Another point of strategy - if a witness says they don’t remember certain actions, you may well have them over a barrel if they later try to explain those actions away. ie you can point out they’ve already given evidence they can’t remember their actions - so how can they now give excuses about actions they can’t even recall taking? Asking more questions can just allow them to qualify their initial statement, which may be disadvantageous.
Also, a witness saying “I dont’ recall” about something they obviously would recall is such a cliched lie that it’s probably left pregnant - your thinking AIUI - is that you can make Greene look more untrustworthy by playing with the implausibility of her lie - but she already looked untrustworthy. Again, asking more questions just gives her an opportunity to come up with explanations.
I’m not really sure where follow-up questions get you. She just keeps on repeating I don’t recall up to say around a week or two ago where she has a better recollection of what she may or may not have said. The same way that if I was asked whether I had ever made a straight dope post that used the word “flatulence”, I wouldn’t be able to say for sure one way or another. But I’m pretty sure that I haven’t in the last few weeks.
Her defense is likely to be that she tweets lots of red meat conservative rhetoric not all of which she means to be taken literally, and can’t keep track of which specific BS she may have tweeted.
I think establishing the fact that she can’t remember if she ever advocated martial law three weeks ago, or whatever timeframe she settles on, (and again I’m talking about A BIG FUCKING DEAL, not using the word “flatulence”), establishes that she’s clearly incompetent to serve in Congress, which is what the hearing is about.
The hearing is not about her competency, but her eligibility.
Regarding your question, the art of cross examination can get really complicate and surprisingly few lawyers are experts at it. Many lawyers spend far more time in depositions, where you get an admission (“I don’t recall”) and that’s the sound bite you need for your brief. They don’t have enough trial experience (or instinct) to know when to push for more and when to let it go. Honestly, there isn’t a “right” answer, and you have to get a feel for your audience and do the best you can on the fly.

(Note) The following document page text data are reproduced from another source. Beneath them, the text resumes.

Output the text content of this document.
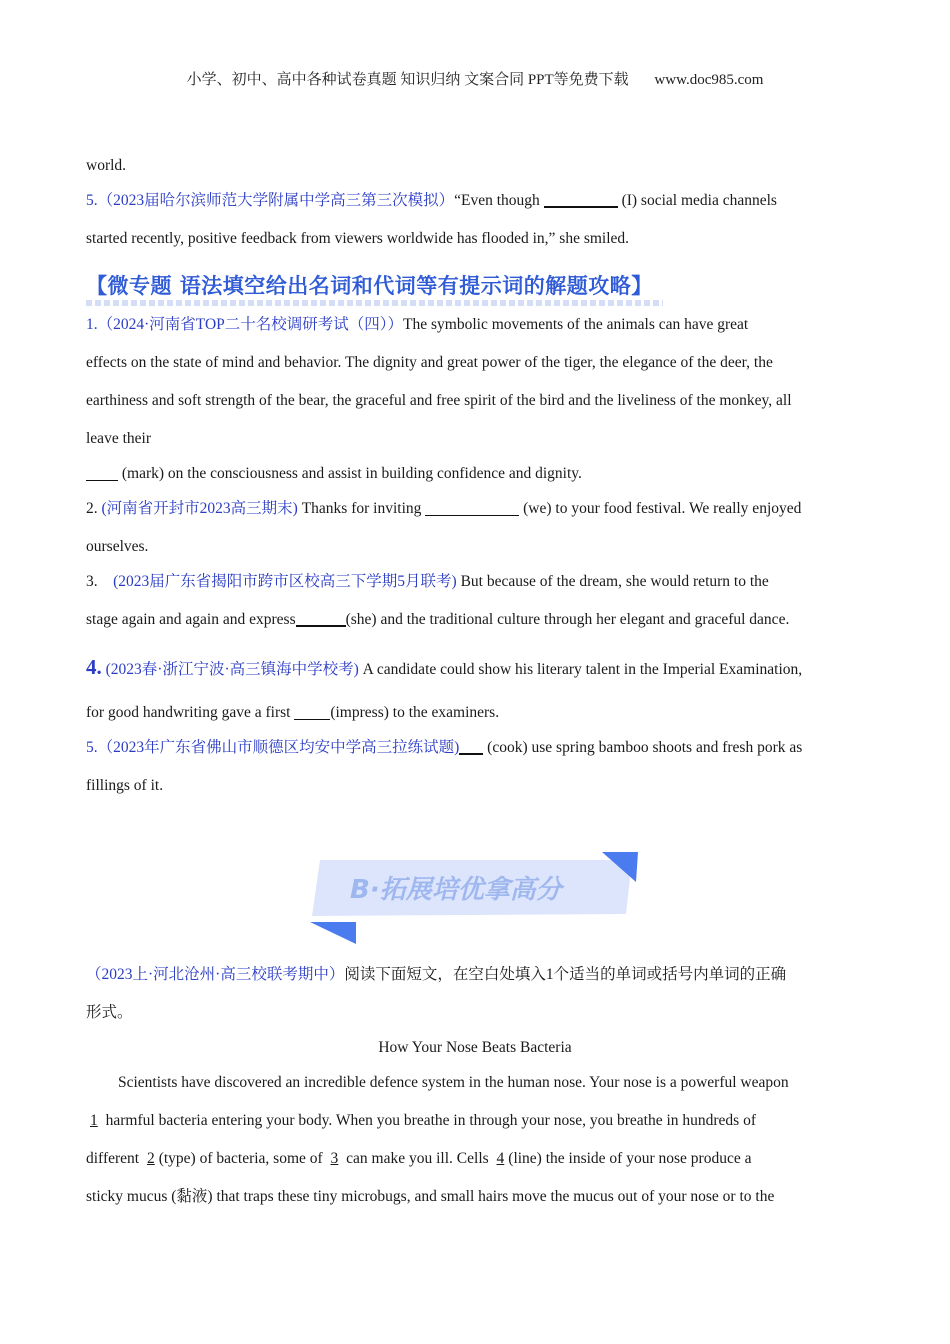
小学、初中、高中各种试卷真题 知识归纳 文案合同 PPT等免费下载 www.doc985.com

world.

5.（2023届哈尔滨师范大学附属中学高三第三次模拟）“Even though	(I) social media channels

started recently, positive feedback from viewers worldwide has flooded in,” she smiled.

【微专题 语法填空给出名词和代词等有提示词的解题攻略】

1.（2024·河南省TOP二十名校调研考试（四））The symbolic movements of the animals can have great

effects on the state of mind and behavior. The dignity and great power of the tiger, the elegance of the deer, the

earthiness and soft strength of the bear, the graceful and free spirit of the bird and the liveliness of the monkey, all

leave their

(mark) on the consciousness and assist in building confidence and dignity.

2. (河南省开封市2023高三期末) Thanks for inviting	(we) to your food festival. We really enjoyed

ourselves.

3.　(2023届广东省揭阳市跨市区校高三下学期5月联考) But because of the dream, she would return to the

stage again and again and express	(she) and the traditional culture through her elegant and graceful dance.

4. (2023春·浙江宁波·高三镇海中学校考) A candidate could show his literary talent in the Imperial Examination,

for good handwriting gave a first (impress) to the examiners.

5.（2023年广东省佛山市顺德区均安中学高三拉练试题) (cook) use spring bamboo shoots and fresh pork as

fillings of it.

B·拓展培优拿高分

（2023上·河北沧州·高三校联考期中）阅读下面短文，在空白处填入1个适当的单词或括号内单词的正确

形式。

How Your Nose Beats Bacteria

Scientists have discovered an incredible defence system in the human nose. Your nose is a powerful weapon

1 harmful bacteria entering your body. When you breathe in through your nose, you breathe in hundreds of

different 2 (type) of bacteria, some of 3 can make you ill. Cells 4 (line) the inside of your nose produce a

sticky mucus (黏液) that traps these tiny microbugs, and small hairs move the mucus out of your nose or to the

It’s one of the hardest things about trying cases, and a high profile witness with TV cameras running, isn’t going to bring out the best in most of us. (the few truly great lawyers might thrive in this situation though)
Disclaimer, I didn’t watch this cross examination, and know nothing about the lawyer who conducted it. He may be one of the best ever, for all I know.
Not exactly. It’s not about determining, for example, if her residency or her age disqualify her from serving, but rather violating her oath of office, and advocating for martial law under circumstances it isn’t warranted would be part of that. If she can be shown to lying about what she does and doesn’t remember about advocating for martial law, it might be presumed that she did that a year ago, and a month ago, and right now, and is therefore disqualified for serving in Congress under the 14th Amendment.